2) Many of the comparisons do not have statistical analysis to support the conclusions. Rather, the authors state things like “...was sufficient to produce repetitive spiking and MPOs in 6 of 13 neurons tested with both manipulations. In those 6 neurons, we tested the two manipulations together and found that the combination was sufficient to produce hyperxcitability in 5 neurons.” What does it mean when something happens in 6 of 13 cells? What happened in the other 7 cells? On average, that might suggest that nothing happens. I recognize that there is a high degree of variability, but some statistical analyses are a must here. Or to the point, there are really no “control” experiments – examining cells recorded without the stated manipulation, or using the vehicle in which the drugs were dissolved, for example.
Please see responses to points 1C and 2 in the consensus report. We believe that our revisions have thoroughly addressed this concern.
3) The authors record some neurons that were not labeled via DiI injection into the paw. These neurons are called “deep tissue” neurons. This is not correct. The fact that the neurons do not take up dye injected into the paw skin does not mean they are neurons that project to deeper tissues. These should simply be called “unlabeled” neurons. This brings up a very important point. Either the cutaneous afferents are indeed less excitable after injury than deep neurons, or alternatively, perhaps the DiI is causing changes to the firing properties. The appropriate comparison would be to inject deeper tissues with DiI and record from those neurons to make sure that the observed differences are indeed due to target of innervation as opposed to the presence of the dye. The data provided do not demonstrate that “deep tissue afferents are more prone to qualitative changes in excitability....” as the authors claim.

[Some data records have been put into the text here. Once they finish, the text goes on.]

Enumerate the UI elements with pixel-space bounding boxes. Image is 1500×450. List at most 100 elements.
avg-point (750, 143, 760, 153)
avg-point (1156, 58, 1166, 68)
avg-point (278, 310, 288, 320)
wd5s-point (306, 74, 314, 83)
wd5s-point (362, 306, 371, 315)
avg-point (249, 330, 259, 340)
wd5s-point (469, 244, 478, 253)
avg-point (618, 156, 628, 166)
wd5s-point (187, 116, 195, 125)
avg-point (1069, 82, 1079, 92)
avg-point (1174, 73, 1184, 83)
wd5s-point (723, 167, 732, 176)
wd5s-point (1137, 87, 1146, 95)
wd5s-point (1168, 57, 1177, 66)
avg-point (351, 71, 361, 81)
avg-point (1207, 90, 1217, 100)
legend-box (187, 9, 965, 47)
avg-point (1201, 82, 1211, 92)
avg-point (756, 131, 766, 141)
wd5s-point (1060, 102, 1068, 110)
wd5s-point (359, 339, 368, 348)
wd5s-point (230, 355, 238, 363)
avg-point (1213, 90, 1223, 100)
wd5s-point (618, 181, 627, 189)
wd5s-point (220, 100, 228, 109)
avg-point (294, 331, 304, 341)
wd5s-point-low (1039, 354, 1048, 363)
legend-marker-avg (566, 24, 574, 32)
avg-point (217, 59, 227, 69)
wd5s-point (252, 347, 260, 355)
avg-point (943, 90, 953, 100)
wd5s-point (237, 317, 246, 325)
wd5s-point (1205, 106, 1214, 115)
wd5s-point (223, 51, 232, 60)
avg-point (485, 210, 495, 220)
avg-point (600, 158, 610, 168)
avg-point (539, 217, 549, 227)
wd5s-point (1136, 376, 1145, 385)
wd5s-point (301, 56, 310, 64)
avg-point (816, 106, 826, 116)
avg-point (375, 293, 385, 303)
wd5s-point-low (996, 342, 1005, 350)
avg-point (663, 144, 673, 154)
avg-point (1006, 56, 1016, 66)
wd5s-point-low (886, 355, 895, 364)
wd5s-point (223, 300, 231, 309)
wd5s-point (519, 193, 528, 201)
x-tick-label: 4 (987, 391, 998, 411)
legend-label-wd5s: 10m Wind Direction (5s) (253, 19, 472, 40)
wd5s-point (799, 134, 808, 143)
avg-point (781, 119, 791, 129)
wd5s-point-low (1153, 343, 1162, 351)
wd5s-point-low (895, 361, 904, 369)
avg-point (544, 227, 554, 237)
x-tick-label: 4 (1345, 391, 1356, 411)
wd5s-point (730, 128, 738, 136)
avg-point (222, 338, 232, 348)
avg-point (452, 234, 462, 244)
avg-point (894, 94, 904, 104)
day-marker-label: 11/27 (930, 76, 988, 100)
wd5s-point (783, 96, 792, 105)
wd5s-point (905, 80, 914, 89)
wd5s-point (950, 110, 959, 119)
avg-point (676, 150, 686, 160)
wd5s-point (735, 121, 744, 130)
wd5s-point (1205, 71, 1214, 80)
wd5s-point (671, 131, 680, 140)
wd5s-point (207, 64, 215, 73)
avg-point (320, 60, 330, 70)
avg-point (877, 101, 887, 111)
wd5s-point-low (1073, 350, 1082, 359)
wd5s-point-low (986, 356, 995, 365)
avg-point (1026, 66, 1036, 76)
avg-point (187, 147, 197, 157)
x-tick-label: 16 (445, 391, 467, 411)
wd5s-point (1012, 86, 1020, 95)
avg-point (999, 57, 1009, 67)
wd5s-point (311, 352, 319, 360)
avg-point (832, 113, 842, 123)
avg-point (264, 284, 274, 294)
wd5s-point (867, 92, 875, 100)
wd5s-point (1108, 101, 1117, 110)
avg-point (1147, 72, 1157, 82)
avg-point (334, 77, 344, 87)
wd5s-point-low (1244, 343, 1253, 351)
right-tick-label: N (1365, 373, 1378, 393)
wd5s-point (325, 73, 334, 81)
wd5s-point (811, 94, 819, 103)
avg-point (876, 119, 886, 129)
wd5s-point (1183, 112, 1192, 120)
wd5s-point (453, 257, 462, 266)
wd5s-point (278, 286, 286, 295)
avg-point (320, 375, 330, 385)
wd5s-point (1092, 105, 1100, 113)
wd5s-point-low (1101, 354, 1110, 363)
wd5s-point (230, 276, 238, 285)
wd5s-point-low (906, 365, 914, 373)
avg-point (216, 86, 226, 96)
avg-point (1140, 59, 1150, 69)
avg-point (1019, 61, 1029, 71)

Although we have left in sample traces from an unlabeled neuron (now using the nomenclature recommended by the reviewer), we have added substantial new data from labeled muscle afferents and now compare identified cutaneous afferents and identified muscle afferents. The muscle afferents were labeled with DiI, and so DiI labeling is not a confounding factor in the comparison. Based on the new analysis, we think we can safely suggest that muscle afferents operate closer to their tipping point, which may contribute to them being more prone to qualitative changes in excitability.
[Editors’ note: the author responses to the re-review follow.]
Please clarify the model a bit more. Is it correct that spiking is generated in the model by the standard M-L equations and that the added HH Na and K currents are strictly subthreshold; i.e., they do not produce spikes? This should be stated explicitly in both Results (at the very beginning of Results) and in Methods. Also lower panel of Figure 1A is very confusing as it is not mapped onto the model or mentioned in the text.
We have rewritten the opening paragraph of the Results and relevant parts of the Methods. We are reluctant to refer to HH currents as “strictly” subthreshold since they continue to be active at suprathreshold voltages, but it is true that they are not necessary for spike generation. We hope the revised text is clear in explaining that addition of an inward or outward HH conductance active at voltages near threshold changes how the fast and slow currents interact during the spike initiation process.
With respect to the lower panel in Figure 1A, we now explain in the legend that τ = (α+β)-1.